Multiagent Deep Reinforcement Learning: Challenges and Directions
Towards Human-Like Approaches
- URL: http://arxiv.org/abs/2106.15691v1
- Date: Tue, 29 Jun 2021 19:53:15 GMT
- Title: Multiagent Deep Reinforcement Learning: Challenges and Directions
Towards Human-Like Approaches
- Authors: Annie Wong, Thomas B\"ack, Anna V. Kononova, Aske Plaat
- Abstract summary: We present the most common multiagent problem representations and their main challenges.
We identify five research areas that address one or more of these challenges.
We suggest that, for multiagent reinforcement learning to be successful, future research addresses these challenges with an interdisciplinary approach.
- Score: 0.0
- License: http://creativecommons.org/licenses/by/4.0/
- Abstract: This paper surveys the field of multiagent deep reinforcement learning. The
combination of deep neural networks with reinforcement learning has gained
increased traction in recent years and is slowly shifting the focus from
single-agent to multiagent environments. Dealing with multiple agents is
inherently more complex as (a) the future rewards depend on the joint actions
of multiple players and (b) the computational complexity of functions
increases. We present the most common multiagent problem representations and
their main challenges, and identify five research areas that address one or
more of these challenges: centralised training and decentralised execution,
opponent modelling, communication, efficient coordination, and reward shaping.

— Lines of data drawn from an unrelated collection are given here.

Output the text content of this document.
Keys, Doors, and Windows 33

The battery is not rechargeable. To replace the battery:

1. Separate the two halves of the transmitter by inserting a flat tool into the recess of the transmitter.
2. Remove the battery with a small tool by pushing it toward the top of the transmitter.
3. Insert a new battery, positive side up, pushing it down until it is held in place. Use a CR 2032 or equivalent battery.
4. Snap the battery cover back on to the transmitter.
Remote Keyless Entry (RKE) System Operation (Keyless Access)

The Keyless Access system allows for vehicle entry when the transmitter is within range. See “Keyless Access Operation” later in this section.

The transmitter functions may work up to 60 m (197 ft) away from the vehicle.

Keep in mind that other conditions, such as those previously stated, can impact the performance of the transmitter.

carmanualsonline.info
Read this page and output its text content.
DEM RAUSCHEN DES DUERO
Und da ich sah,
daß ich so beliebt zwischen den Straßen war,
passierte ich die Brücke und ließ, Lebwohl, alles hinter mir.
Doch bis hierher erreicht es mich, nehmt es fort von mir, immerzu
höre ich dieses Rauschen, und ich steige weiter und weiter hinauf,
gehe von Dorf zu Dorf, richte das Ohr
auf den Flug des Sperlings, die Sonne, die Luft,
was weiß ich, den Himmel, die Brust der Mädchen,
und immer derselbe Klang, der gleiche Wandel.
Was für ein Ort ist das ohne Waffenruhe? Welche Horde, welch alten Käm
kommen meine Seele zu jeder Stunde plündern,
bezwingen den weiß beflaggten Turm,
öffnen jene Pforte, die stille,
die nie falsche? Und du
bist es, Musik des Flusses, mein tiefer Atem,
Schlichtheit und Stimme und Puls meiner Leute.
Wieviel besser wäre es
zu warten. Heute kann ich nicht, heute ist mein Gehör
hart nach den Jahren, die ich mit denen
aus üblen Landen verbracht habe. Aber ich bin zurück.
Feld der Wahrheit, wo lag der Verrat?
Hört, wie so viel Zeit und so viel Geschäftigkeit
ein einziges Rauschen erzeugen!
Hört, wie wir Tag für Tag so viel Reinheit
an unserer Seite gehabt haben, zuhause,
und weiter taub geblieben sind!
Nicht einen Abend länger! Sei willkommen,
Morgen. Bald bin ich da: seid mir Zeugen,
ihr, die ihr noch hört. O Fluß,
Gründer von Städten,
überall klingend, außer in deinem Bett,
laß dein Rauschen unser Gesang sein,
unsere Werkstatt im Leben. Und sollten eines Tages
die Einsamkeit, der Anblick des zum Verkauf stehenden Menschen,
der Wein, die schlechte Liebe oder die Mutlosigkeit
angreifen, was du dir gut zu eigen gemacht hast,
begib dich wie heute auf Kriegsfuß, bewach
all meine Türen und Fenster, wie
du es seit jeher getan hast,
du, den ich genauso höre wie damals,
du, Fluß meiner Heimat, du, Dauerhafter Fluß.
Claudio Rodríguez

We find that many computational studies rely on unrealistic assumptions or are
not generalisable to other settings; they struggle to overcome the curse of
dimensionality or nonstationarity. Approaches from psychology and sociology
capture promising relevant behaviours such as communication and coordination.
We suggest that, for multiagent reinforcement learning to be successful, future
research addresses these challenges with an interdisciplinary approach to open
up new possibilities for more human-oriented solutions in multiagent
reinforcement learning.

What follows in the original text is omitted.